Raccourcir les délais d'attente en cas d'échec au permis de conduireAprès avoir échoué à l’examen du permis de conduire, la plupart des candidats est soumise à de longs délais d’attente avant de pouvoir retenter sa chance. Conscient de l’existence du problème, Manuel Valls lancera, dès mardi, un groupe de travail pour tenter de trouver des solutions concrètes et adaptées.
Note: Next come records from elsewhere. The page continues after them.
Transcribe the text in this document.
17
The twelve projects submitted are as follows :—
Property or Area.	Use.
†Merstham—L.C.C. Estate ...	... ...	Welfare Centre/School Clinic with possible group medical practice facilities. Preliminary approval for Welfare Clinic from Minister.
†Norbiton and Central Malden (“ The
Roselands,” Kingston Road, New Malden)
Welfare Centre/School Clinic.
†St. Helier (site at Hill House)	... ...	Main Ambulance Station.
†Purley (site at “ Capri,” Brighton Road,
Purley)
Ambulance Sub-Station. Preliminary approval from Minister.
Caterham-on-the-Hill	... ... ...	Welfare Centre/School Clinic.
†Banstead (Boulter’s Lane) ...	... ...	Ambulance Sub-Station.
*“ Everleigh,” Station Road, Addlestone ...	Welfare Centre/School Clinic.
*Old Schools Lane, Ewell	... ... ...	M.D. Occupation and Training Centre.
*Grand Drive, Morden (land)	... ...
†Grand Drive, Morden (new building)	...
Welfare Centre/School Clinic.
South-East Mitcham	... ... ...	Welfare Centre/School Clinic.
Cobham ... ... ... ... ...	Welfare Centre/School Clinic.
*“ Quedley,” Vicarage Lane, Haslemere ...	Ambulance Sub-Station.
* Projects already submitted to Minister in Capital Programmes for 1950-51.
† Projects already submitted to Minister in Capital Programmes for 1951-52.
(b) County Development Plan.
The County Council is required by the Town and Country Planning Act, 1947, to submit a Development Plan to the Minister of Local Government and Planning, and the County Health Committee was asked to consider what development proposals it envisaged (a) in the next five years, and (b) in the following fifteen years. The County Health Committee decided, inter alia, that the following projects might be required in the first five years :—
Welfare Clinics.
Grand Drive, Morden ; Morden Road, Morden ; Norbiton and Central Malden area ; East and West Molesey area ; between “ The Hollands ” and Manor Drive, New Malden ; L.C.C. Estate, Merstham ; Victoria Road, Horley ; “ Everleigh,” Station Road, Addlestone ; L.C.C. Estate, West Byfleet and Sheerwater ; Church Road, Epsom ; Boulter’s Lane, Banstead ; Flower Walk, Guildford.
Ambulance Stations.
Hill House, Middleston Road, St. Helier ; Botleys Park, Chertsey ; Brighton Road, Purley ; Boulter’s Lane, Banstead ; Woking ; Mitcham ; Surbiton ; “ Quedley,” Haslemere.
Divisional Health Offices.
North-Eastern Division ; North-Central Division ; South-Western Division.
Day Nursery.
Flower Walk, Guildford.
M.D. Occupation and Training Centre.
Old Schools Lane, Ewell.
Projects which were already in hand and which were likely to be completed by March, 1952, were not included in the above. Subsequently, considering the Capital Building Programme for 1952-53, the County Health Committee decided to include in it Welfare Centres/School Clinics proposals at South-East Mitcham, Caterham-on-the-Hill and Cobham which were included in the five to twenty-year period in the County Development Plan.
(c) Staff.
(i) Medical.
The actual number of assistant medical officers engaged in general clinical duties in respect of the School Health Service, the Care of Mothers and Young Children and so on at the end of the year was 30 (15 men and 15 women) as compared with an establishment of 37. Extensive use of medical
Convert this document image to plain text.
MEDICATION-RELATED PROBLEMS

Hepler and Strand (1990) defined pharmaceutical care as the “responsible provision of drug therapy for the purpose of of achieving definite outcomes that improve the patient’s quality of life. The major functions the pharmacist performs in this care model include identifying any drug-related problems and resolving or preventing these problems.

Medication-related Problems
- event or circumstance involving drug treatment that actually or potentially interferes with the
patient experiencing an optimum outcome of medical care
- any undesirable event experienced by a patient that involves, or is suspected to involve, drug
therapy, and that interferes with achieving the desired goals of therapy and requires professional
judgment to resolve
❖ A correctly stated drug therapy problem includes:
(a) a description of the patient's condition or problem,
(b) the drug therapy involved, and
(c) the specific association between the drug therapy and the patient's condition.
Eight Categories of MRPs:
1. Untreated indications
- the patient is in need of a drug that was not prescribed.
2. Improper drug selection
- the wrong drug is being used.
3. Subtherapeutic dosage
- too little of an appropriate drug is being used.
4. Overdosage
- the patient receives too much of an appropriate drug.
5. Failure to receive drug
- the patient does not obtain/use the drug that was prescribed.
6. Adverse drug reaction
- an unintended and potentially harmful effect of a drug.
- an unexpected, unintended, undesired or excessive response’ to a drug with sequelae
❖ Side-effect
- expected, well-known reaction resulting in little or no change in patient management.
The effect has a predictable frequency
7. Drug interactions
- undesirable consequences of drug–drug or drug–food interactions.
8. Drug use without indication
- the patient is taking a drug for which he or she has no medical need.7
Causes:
Le permis de conduire, un parcours du combattant

Au centre de l’actualité pour sa toute récente modernisation, le permis de conduire n’en demeure pas moins long et laborieux à obtenir. En effet, s’il est traditionnellement difficile pour les moniteurs de trouver des places à proposer aux candidats, la mission se complique dès lors qu’ils échouent : avant de pouvoir retenter l’épreuve pratique, il est très courant d’attendre 4 à 6 semaines tandis que, localement, les délais peuvent atteindre 5 à 6 mois. Concrètement, ce grave handicap pèse sur le portefeuille des jeunes apprentis, devant continuer à prendre des leçons pour garder le niveau – et optimiser leurs chances de réussite. De plus, lorsque l’on sait qu’une majorité d’entreprises recrute prioritairement des salariés véhiculés, cette impasse devient – également – un frein à l’emploi, ce qui n’est pas sans susciter les réactions du gouvernement.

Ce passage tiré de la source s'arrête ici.